ECLI:NL:GHARN:2010:BO4789
Gerechtshof Arnhem
- Hoger beroep
- Rechtspraak.nl
Afwijzing verzoek tot toepassing van de schuldsaneringsregeling door Gerechtshof Arnhem
In deze zaak heeft het Gerechtshof Arnhem op 18 november 2010 uitspraak gedaan in hoger beroep over het verzoek van [appellant] tot toepassing van de wettelijke schuldsaneringsregeling. Het verzoek was eerder door de rechtbank Almelo afgewezen op 19 oktober 2010. De appellant, die zich beroept op verstandelijke beperkingen en een onjuist financieel beheer door zijn broer, stelt dat hij zijn financiën inmiddels op orde heeft en geen nieuwe schulden meer maakt. Hij ontvangt begeleiding van de J.P. van der Bentstichting en maakt gebruik van budgetbeheer van de Stadsbank.

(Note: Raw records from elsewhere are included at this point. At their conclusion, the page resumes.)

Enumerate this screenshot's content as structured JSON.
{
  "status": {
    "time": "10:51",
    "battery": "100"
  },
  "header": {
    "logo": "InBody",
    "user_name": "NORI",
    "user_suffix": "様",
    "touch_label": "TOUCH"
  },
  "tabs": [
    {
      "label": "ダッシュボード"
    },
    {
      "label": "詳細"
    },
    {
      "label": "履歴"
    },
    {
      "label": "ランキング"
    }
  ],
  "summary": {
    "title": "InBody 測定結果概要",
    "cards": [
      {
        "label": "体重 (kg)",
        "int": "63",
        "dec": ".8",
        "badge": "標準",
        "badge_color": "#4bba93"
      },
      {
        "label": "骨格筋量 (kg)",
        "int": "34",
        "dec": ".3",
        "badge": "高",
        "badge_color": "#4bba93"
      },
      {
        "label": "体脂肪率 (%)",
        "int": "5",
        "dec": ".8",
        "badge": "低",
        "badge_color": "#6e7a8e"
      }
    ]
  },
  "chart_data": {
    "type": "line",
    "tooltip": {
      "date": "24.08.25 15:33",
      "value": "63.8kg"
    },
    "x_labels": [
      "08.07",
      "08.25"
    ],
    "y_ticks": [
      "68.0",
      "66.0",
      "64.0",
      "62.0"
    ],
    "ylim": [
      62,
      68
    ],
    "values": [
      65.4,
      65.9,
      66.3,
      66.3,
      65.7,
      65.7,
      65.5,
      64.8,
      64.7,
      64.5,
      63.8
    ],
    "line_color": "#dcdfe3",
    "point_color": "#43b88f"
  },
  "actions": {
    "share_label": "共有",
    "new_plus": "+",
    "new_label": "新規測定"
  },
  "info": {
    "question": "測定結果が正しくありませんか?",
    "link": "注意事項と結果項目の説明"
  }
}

Het hof heeft in zijn overwegingen rekening gehouden met de omstandigheden van de appellant, waaronder zijn verstandelijke beperking en de rol van zijn broer in het financiële beheer. Desondanks oordeelt het hof dat de appellant onvoldoende aannemelijk heeft gemaakt dat hij te goeder trouw is geweest in de vijf jaar voorafgaand aan zijn verzoek. Het hof wijst erop dat de appellant verantwoordelijk is voor zijn eigen financiën en dat hij had moeten toezien op de betalingen, vooral gezien eerdere problemen met het financiële beheer door zijn broer.
Het hof concludeert dat, hoewel de appellant zijn best doet om een nieuw begin te maken en begeleiding accepteert, de tijd nog niet rijp is voor de toepassing van de schuldsaneringsregeling. Er is behoefte aan meer concrete resultaten en een stabielere situatie voordat een dergelijke regeling kan worden overwogen. Het hof bekrachtigt daarom het vonnis van de rechtbank en wijst het hoger beroep af.